Google has procedures to warn app developers that they will be banned if they don't comply with its policies before taking enforcement actions, BuzzFeed News reported.
The crackdown by Google may adversely affect Cheetah Mobile's ability to attract new users and generate revenue going forward, the company said in a press release. Cheetah, which generates approximately 22% of its revenue through Google, said it is appealing the decision but expects the process could take some time and it cannot guarantee its appeals will be successful. Cheetah's stock was trading down 5.9% following the news of Google's ban.
Google describes "disruptive ads" as any paid announcement that appears in "unexpected ways." Ads that impair or interfere with the usability of device functions are considered disruptive. Google also has seen an increase in "out-of-context ads" that are served on a mobile device when the user isn't active in the app, per its blog.

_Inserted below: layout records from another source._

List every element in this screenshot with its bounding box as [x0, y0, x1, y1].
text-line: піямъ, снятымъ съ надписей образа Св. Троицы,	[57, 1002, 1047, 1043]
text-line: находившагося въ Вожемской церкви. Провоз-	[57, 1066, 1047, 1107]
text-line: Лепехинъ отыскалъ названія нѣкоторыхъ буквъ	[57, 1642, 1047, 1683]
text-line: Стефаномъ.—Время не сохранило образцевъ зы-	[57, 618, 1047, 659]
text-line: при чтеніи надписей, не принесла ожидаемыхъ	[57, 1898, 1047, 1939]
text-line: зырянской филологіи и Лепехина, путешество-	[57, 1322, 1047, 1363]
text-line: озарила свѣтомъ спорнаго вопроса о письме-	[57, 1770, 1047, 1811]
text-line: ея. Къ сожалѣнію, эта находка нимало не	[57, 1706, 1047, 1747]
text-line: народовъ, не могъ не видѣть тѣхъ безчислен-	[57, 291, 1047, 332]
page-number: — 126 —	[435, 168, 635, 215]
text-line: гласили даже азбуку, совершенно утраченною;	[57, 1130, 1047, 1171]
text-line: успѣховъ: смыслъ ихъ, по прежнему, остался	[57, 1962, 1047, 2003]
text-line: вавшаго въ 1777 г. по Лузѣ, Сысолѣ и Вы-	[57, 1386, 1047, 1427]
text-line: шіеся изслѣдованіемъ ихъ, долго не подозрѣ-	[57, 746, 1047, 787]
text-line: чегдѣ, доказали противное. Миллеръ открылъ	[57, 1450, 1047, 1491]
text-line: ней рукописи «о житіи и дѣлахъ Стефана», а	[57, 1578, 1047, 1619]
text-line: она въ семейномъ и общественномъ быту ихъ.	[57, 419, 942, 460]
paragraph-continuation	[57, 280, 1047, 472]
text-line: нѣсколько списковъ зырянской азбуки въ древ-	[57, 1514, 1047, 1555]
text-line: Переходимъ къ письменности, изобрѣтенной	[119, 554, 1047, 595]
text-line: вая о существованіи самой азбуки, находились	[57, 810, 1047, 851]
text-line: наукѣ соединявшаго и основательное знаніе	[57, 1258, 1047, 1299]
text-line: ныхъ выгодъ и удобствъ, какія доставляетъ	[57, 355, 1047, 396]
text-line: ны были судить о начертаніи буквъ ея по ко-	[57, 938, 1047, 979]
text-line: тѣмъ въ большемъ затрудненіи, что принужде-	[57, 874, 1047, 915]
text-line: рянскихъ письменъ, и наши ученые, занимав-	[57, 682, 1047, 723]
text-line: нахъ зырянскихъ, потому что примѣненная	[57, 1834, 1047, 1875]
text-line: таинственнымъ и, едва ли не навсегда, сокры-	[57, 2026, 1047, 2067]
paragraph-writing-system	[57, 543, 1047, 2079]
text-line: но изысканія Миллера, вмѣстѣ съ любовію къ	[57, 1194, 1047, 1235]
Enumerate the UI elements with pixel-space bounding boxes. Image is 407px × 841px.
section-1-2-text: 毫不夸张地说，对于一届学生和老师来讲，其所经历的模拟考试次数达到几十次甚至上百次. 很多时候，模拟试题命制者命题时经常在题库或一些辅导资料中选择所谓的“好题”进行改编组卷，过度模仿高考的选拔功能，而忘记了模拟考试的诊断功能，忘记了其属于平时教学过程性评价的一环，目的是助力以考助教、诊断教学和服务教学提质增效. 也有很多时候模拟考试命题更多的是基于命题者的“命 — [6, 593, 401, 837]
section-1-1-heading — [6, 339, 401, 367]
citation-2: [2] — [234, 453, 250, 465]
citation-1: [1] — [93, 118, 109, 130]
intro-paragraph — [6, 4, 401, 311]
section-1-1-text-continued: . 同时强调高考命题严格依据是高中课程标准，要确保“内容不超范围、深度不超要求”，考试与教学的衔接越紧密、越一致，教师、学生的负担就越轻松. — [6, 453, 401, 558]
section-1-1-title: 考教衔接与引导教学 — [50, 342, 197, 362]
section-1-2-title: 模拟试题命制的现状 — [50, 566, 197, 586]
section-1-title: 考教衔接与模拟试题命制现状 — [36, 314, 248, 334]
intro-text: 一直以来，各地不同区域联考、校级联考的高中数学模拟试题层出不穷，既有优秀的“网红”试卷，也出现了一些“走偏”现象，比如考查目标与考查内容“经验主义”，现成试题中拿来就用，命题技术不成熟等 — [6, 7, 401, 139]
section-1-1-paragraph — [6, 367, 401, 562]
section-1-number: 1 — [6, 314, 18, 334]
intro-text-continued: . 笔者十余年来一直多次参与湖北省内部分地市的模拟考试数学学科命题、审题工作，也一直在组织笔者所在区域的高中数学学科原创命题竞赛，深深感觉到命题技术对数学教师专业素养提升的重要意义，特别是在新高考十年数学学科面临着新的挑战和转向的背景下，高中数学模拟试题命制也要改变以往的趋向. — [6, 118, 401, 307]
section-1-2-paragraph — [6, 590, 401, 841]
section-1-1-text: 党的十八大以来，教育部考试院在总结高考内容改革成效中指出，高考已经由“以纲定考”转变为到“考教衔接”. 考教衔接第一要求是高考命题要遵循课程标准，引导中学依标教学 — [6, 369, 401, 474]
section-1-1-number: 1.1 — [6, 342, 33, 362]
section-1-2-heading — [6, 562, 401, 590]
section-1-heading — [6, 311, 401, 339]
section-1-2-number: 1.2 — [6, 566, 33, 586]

While Google has systems to detect fraudulent activity, mobile marketers also need to take steps to protect themselves. That may mean working with a third-party authentication service that can help to detect possibly fraudulent activity. Marketers also can insist that mobile apps comply with IAB Tech Lab standards to guard against some kinds of fraud. The group's ads.txt project consists of a list of companies that are authorized to sell their products or services, was extended to mobile apps with app-ads.txt.